Analysis: Rice presses for a US diplomatic presence in Tehran
debkafile‘s Washington sources, report that by the dramatic step of establishing a US interests section in Tehran, 27 years after relations were severed with the Revolutionary Republic, the Bush administration would hope to wash its hands of any Israeli plan to strike Iran’s nuclear sites this year.
Behind the step are US secretary of state Condoleezza Rice and her former deputy Nicholas Burns; its disclosure to the American media attests to White House backing.
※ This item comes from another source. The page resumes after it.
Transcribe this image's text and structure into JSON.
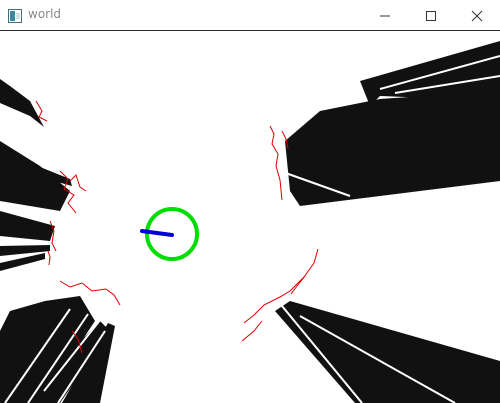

The step slots into the American presidential campaign by distancing President George W. Bush from conservative elements, whose thinking was encapsulated by Bill Kristol, of the Weekly Standard when he told Fox News Sunday, June 22: “If President Bush foresees the likelihood of an Obama election, he may decide to go ahead with such an attack. However, if the President thinks Sen. McCain will be the winner, he would leave the Iranian situation for President McCain to handle.” This view was endorsed by Daniel Pipes, a Middle East expert and member of the conservative Hoover Institution.
Democratic Barack Obama has increased his margin against the Republican John McCain by 15 percent.
Regarding the likelihood of an Israeli go-it-alone attack on Iran, former U.N. Ambassador John Bolton said in the same broadcast:
“I think if they [Israel] are to do anything, the most likely period is after our elections and before the inauguration of the next President. I don’t think they will do anything before our election because they don’t want to affect it.”
Sunday, debkafile reported the estimate of Israeli intelligence and military circles that the extension of Mossad director Meir Dagan’s tenure for another year up to the end of 2009 points to a probable Israeli military action against Iran this year before the Bush presidency runs out.
The unsolicited statement by Condoleezza Rice came next on Monday, June 23. On her way to a conference in Berlin of donors to the Palestinian Civil Police Force, she spoke of opening a US interests section in Tehran similar to the one maintained in Cuba. In so saying, she broke away sharply from the international drive led by the Bush administration to isolate Iran for refusing to give up uranium enrichment.
She said: “We do have the station in Dubai where [Iranians] can get visas, but we know that it’s difficult for Iranians sometimes to get to Dubai. We want more Iranians visiting the United States. We are determined to find ways to reach out to the Iranian people.”
Middle East peace negotiators, Israeli foreign minister Tzipi Livni and Palestinian ex-prime minister Ahmed Qureia are attending the Berlin conference.
Since the 1979 siege of the US embassy in Tehran by revolutionary zealots, Washington has been represented in Tehran by the Swiss embassy. This arrangement has become untenable since Switzerland signed a bi gas deal with Iran, in breach US sanctions against the Islamic Republic.